Sally pulled a small notebook out of her purse and began to write down the names on the headstones. She walked around the periphery of the cemetery, ending up with a good thirty names. All the people had died in the early to late 1980’s.

It didn’t seem right. Thing was, this was a very small town, grown smaller with each decade. Thirty people had died in a period of only eight years? Well, it was possible, she supposed. Some kind of flu epidemic that killed off old folk.

Then she noticed something else and felt the hair rise on her arms.

Every one of the headstones bore a man’s name. Not a single woman’s name. Not one. Not a single child’s name. Not one. Just men’s names. On one of the graves, it just said BILLY with a date of death. Nothing more. What was going on here? No women died during this period of time, just men? It made no sense.

She closed her eyes a moment, wondering what the devil she’d discovered. She knew she had to get this list to David Mountebank and to James. She had to be sure that these people had lived here and died here. She had to be sure that these people had nothing to do with all the reported missing folk. The thought that there might be a connection made her want to grab James and run out of the town as fast as she could.

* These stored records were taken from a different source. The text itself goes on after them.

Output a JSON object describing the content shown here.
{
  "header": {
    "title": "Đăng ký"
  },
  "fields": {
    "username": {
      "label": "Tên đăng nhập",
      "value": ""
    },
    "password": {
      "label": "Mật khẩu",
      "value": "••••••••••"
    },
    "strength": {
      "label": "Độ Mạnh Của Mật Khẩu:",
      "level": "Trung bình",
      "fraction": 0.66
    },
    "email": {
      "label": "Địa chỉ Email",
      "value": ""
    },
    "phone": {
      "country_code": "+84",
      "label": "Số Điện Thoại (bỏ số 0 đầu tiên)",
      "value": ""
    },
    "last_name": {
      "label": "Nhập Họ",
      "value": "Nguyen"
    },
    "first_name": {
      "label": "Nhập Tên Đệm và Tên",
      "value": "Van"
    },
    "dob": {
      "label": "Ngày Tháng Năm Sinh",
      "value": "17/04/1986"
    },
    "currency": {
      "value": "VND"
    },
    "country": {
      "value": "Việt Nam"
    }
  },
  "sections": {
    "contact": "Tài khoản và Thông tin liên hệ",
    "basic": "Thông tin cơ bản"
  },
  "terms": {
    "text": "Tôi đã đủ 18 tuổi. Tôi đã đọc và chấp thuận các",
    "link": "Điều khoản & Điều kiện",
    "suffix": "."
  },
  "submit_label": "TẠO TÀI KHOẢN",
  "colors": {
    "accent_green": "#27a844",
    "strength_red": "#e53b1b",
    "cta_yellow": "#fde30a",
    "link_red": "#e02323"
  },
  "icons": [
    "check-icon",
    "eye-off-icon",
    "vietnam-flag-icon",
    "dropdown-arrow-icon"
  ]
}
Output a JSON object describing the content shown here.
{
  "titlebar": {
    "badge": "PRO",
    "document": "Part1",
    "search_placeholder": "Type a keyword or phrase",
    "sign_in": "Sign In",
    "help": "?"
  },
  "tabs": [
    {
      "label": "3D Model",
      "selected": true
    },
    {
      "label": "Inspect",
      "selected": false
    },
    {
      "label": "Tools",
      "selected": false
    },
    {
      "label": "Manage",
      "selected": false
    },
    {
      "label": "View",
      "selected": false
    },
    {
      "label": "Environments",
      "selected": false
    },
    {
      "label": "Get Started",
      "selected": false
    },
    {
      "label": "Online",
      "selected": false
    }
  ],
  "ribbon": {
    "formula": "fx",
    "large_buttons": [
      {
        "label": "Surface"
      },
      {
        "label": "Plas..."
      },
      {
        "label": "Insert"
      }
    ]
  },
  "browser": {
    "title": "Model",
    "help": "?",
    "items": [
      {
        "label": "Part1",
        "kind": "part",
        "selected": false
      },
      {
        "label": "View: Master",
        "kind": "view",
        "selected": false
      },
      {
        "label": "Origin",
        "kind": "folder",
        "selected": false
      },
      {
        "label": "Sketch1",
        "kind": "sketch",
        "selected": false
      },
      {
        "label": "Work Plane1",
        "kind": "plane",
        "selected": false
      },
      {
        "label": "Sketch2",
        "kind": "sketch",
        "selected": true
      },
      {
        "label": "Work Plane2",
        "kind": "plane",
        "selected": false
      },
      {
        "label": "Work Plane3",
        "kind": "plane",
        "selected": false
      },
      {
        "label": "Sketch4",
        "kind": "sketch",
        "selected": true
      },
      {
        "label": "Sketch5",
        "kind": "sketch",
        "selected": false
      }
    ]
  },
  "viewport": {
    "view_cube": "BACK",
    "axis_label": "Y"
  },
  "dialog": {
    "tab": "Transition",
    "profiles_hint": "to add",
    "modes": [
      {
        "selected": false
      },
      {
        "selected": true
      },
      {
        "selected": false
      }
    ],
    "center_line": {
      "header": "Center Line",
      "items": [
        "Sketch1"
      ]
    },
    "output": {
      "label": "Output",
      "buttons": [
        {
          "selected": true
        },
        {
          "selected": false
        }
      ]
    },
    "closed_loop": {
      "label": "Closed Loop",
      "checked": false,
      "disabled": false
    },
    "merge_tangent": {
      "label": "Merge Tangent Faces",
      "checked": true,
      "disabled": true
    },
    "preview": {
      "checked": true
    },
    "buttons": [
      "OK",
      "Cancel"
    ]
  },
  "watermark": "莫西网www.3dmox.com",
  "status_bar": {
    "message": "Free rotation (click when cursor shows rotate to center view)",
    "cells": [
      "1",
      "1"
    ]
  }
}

She shook her head even as she stared down at one headstone in particular. The name was strange-Lucien Gray. So it was an odd name; it didn’t matter. All these names were legitimate, they had to be. These were all local people who’d just happened to die during this eight-year stretch. Yeah, and only men died. She found herself looking for Harve Jensen’s grave. Of course there wasn’t one. But there was that one headstone with Lucien Gray scripted on it. It looked very new, very new indeed.

She was beginning to sweat even as her brain raced ahead.

No, no. This town was for real.

This town was filled with good people, not with evil, not with death, more death than she could begin to imagine.

She put her notebook back in her purse. She didn’t want to go back to Amabel’s cottage.

She was afraid.

Why had that poor woman whose screams she’d heard on two different nights been taken prisoner in the first place?

Had she seen something she shouldn’t have seen? Had she heard something she shouldn’t have heard?

Why had Doc Spiver been murdered? Had he killed the woman and someone else in town had found out about it and shot him so there would be a kind of justice?

She tried to empty her mind. She hated to be afraid. She’d been afraid for too long.

28

SHE STOPPED AT the World’s Greatest Ice Cream Shop. Amabel wasn’t there, but Sherry Vorhees was.

“Sally, how good to see you. You here with that cute Mr. Quinlan?”

“Oh, yes. Can I try the banana walnut?”

“It’s yummy. We’ve sold more of this flavor in a week than any other in the history of the store. We have so many repeat customers now-coming in regularly from a good fifty-mile radius-that we might have to hire on some of those lazy old codgers out there playing cards around their barrel.”

Velma Eisner came in from the back room, which was curtained off from the shop by a lovely blue floral drape. She snorted. “Yeah, Sherry, I can just see those old coots selling ice cream. They’d eat it all and belch at us and try to look pathetic.”

She turned to Sally and smiled. “We discussed having the men involved. Of course, they’d grouse and complain and say it was women’s work. But we decided to keep them out of it just so we’d be the ones bringing in all the profits.”

“You’re probably right,” Sally said and accepted her ice cream cone. She took a bite and thought her taste buds had gone to heaven. She took another bite and sighed, “This is wonderful. I wonder if Helen would marry me.”